Mandatory pre-dispute arbitration clauses are “deliberately designed to block Americans from effective means of vindicating their rights” and are “having profound effects on American life,” according to Consumer Financial Protection Bureau (CFPB) Director Richard Cordray in a recent address at the American Constitution Society in Washington, D.C.
In October 2015, the Bureau announced that it is considering a proposal that would prevent consumer financial companies from using “free pass” arbitration clauses that would prevent consumers from bringing class action lawsuits to obtain relief. These arbitration clauses are typically buried in contracts for consumer financial products and deny consumers the right to sue companies in groups. Companies can use the “free pass” to avoid class action lawsuits from consumers that would require them to hand out big refunds, according to CFPB.
“These important clauses have often been buried deep in the fine print of contracts for consumer financial products and services, such as credit cards, bank accounts, payday loans, and private student loans,” Cordray said in his address at the American Constitution Society. “And though they are nearly invisible to most people, they are having profound effects on American life. Some of the broader ramifications are surprising and even breathtaking in their scope. But now both the Congress and the courts are beginning to turn away from the extreme philosophy that says a take-it-or-leave-it provision buried deep inside a form contract can nullify an individual citizen’s ability to vindicate rights conferred on them by federal and state law.”

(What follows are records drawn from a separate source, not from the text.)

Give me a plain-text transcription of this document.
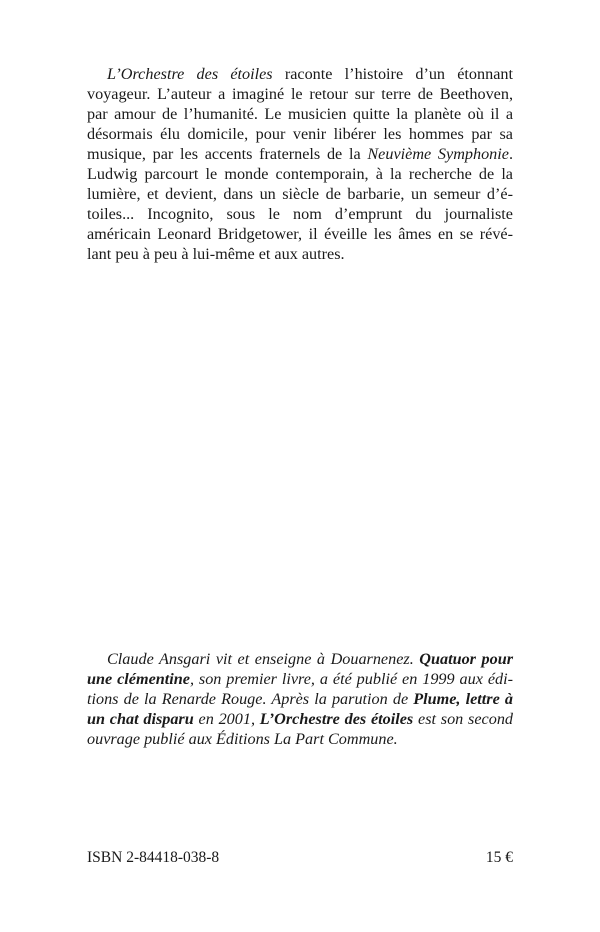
L’Orchestre des étoiles raconte l’histoire d’un étonnant
voyageur. L’auteur a imaginé le retour sur terre de Beethoven,
par amour de l’humanité. Le musicien quitte la planète où il a
désormais élu domicile, pour venir libérer les hommes par sa
musique, par les accents fraternels de la Neuvième Symphonie.
Ludwig parcourt le monde contemporain, à la recherche de la
lumière, et devient, dans un siècle de barbarie, un semeur d’é-
toiles... Incognito, sous le nom d’emprunt du journaliste
américain Leonard Bridgetower, il éveille les âmes en se révé-
lant peu à peu à lui-même et aux autres.
Claude Ansgari vit et enseigne à Douarnenez. Quatuor pour
une clémentine, son premier livre, a été publié en 1999 aux édi-
tions de la Renarde Rouge. Après la parution de Plume, lettre à
un chat disparu en 2001, L’Orchestre des étoiles est son second
ouvrage publié aux Éditions La Part Commune.
ISBN 2-84418-038-8	15 €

Cordray noted that judicial doctrine on arbitration has evolved to favor arbitration, but Congress still has the authority to adopt laws to regulate the dispute resolution process.

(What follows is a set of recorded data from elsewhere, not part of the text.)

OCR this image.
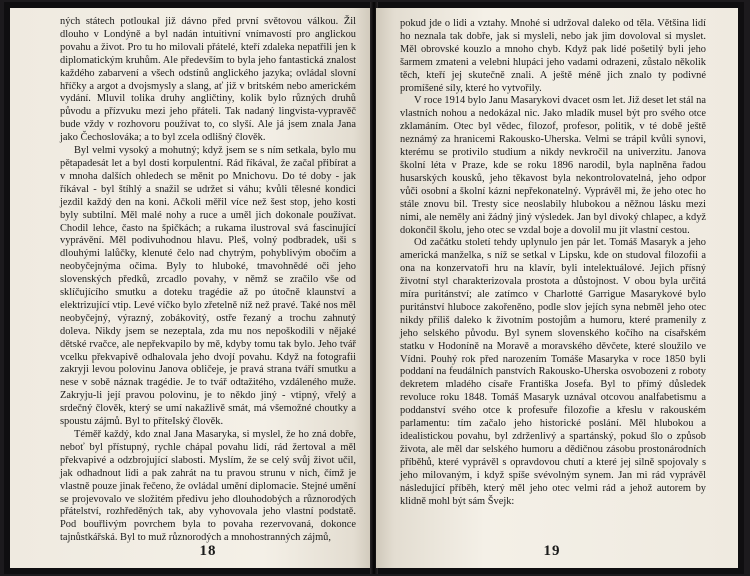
ných státech potloukal již dávno před první světovou válkou. Žil dlouho v Londýně a byl nadán intuitivní vnímavostí pro anglickou povahu a život. Pro tu ho milovali přátelé, kteří zdaleka nepatřili jen k diplomatickým kruhům. Ale především to byla jeho fantastická znalost každého zabarvení a všech odstínů anglického jazyka; ovládal slovní hříčky a argot a dvojsmysly a slang, ať již v britském nebo americkém vydání. Mluvil tolika druhy angličtiny, kolik bylo různých druhů původu a přízvuku mezi jeho přáteli. Tak nadaný lingvista-vypravěč bude vždy v rozhovoru používat to, co slyší. Ale já jsem znala Janа jako Čechoslováka; a to byl zcela odlišný člověk.

Byl velmi vysoký a mohutný; když jsem se s ním setkala, bylo mu pětapadesát let a byl dosti korpulentní. Rád říkával, že začal přibírat a v mnohа dalších ohledech se měnit po Mnichovu. Do té doby - jak říkával - byl štíhlý a snažil se udržet si váhu; kvůli tělesné kondici jezdil každý den na koni. Ačkoli měřil více než šest stop, jeho kosti byly subtilní. Měl malé nohy a ruce a uměl jich dokonale používat. Chodil lehce, často na špičkách; a rukama ilustroval svá fascinující vyprávění. Měl podivuhodnou hlavu. Pleš, volný podbradek, uši s dlouhými lalůčky, klenuté čelo nad chytrým, pohyblivým obočím a neobyčejnýma očima. Byly to hluboké, tmavohnědé oči jeho slovenských předků, zrcadlo povahy, v němž se zračilo vše od sklíčujícího smutku a doteku tragédie až po útočně klaunství a elektrizující vtip. Levé víčko bylo zřetelně níž než pravé. Také nos měl neobyčejný, výrazný, zobákovitý, ostře řezaný a trochu zahnutý doleva. Nikdy jsem se nezeptala, zda mu nos nepoškodili v nějaké dětské rvačce, ale nepřekvapilo by mě, kdyby tomu tak bylo. Jeho tvář vcelku překvapivě odhalovala jeho dvojí povahu. Když na fotografii zakryji levou polovinu Janova obličeje, je pravá strana tváří smutku a nese v sobě náznak tragédie. Je to tvář odtažitého, vzdáleného muže. Zakryju-li její pravou polovinu, je to někdo jiný - vtipný, vřelý a srdečný člověk, který se umí nakažlivě smát, má všemožné choutky a spoustu zájmů. Byl to příteIský člověk.

Téměř každý, kdo znal Jana Masaryka, si myslel, že ho zná dobře, neboť byl přístupný, rychle chápal povahu lidí, rád žertoval a měl překvapivé a odzbrojující slabosti. Myslím, že se celý svůj život učil, jak odhadnout lidi a pak zahrát na tu pravou strunu v nich, čímž je vlastně pouze jinak řečeno, že ovládal umění diplomacie. Stejné umění se projevovalo ve složitém předivu jeho dlouhodobých a různorodých přátelství, rozhředěných tak, aby vyhovovala jeho vlastní podstatě. Pod bouřlivým povrchem byla to povaha rezervovaná, dokonce tajnůstkářská. Byl to muž různorodých a mnohostranných zájmů,

18

pokud jde o lidi a vztahy. Mnohé si udržoval daleko od těla. Většina lidí ho neznala tak dobře, jak si mysleli, nebo jak jim dovoloval si myslet. Měl obrovské kouzlo a mnoho chyb. Když pak lidé pošetilý byli jeho šarmem zmateni a velebni hlupáci jeho vadami odrazeni, zůstalo několik těch, kteří jej skutečně znali. A ještě méně jich znalo ty podivné promíšené síly, které ho vytvořily.

V roce 1914 bylo Janu Masarykovi dvacet osm let. Již deset let stál na vlastních nohou a nedokázal nic. Jako mladík musel být pro svého otce zklamáním. Otec byl vědec, filozof, profesor, politik, v té době ještě neznámý za hranicemi Rakousko-Uherska. Velmi se trápil kvůli synovi, kterému se protivilo studium a nikdy nevkročil na univerzitu. Janova školní léta v Praze, kde se roku 1896 narodil, byla naplněna řadou husarských kousků, jeho těkavost byla nekontrolovatelná, jeho odpor vůči osobní a školní kázni nepřekonatelný. Vyprávěl mi, že jeho otec ho stále znovu bil. Tresty sice neoslabily hlubokou a něžnou lásku mezi nimi, ale neměly ani žádný jiný výsledek. Jan byl divoký chlapec, a když dokončil školu, jeho otec se vzdal boje a dovolil mu jít vlastní cestou.

Od začátku století tehdy uplynulo jen pár let. Tomáš Masaryk a jeho americká manželka, s níž se setkal v Lipsku, kde on studoval filozofii a ona na konzervatoři hru na klavír, byli intelektuálové. Jejich přísný životní styl charakterizovala prostota a důstojnost. V obou byla určitá míra puritánství; ale zatímco v Charlotté Garrigue Masarykové bylo puritánství hluboce zakořeněno, podle slov jejích syna nebměl jeho otec nikdy příliš daleko k životním postojům a humoru, které pramenily z jeho selského původu. Byl synem slovenského kočího na císařském statku v Hodoníně na Moravě a moravského děvčete, které sloužilo ve Vídni. Pouhý rok před narozením Tomáše Masaryka v roce 1850 byli poddaní na feudálních panstvích Rakousko-Uherska osvobozeni z roboty dekretem mladého císaře Františka Josefa. Byl to přímý důsledek revoluce roku 1848. Tomáš Masaryk uznával otcovou analfabetismu a poddanství svého otce k profesuře filozofie a křeslu v rakouském parlamentu: tím začalo jeho historické poslání. Měl hlubokou a idealistickou povahu, byl zdrženlivý a spartánský, pokud šlo o způsob života, ale měl dar selského humoru a dědičnou zásobu prostonárodních příběhů, které vyprávěl s opravdovou chutí a které jej silně spojovaly s jeho milovaným, i když spíše svévolným synem. Jan mi rád vyprávěl následující příběh, který měl jeho otec velmi rád a jehož autorem by klidně mohl být sám Švejk:

19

The director also pointed out that Congress sought to limit the power of arbitration in the Dodd-Frank Act of 2010, stating that “Congress expressly prohibited the inclusion of arbitration clauses in most residential mortgage loan contracts. It gave the Securities and Exchange Commission authority to prohibit or restrict use of such clauses for certain disputes, if it finds that doing so would be in the public interest and for the protection of investors.”
Congress also directed the CFPB to conduct a study (released in March 2015) on the use of pre-arbitration clauses in consumer financial contracts; Cordray spoke extensively of the 728-page study in his address, noting that it was based on extensive information compiled from thousands of federal and state court cases and also data analyzed from the country’s largest arbitration forum. The CFPB’s study revealed that “tens of millions” of American consumer are covered by one or more arbitration clauses, and that the “vast majority” of these consumers did not even know the clauses exist.
“Importantly, our study showed that arbitration clauses restrict consumers’ relief in disputes with financial service providers because companies are using them to block class proceedings in any forum—whether court or arbitration,” Cordray said. “This affects consumers’ access to justice because group proceedings are often the only practical way to seek relief for relatively small claims.”
He stated that the results of the report “show that arbitration clauses severely limit consumers’ options to pursue a just resolution of their disputes, to their detriment and without their knowledge.” Cordray said based on the findings of the study, the Bureau has decided to launch a rulemaking process to protect consumers by limiting the extend to which arbitration clauses can be used.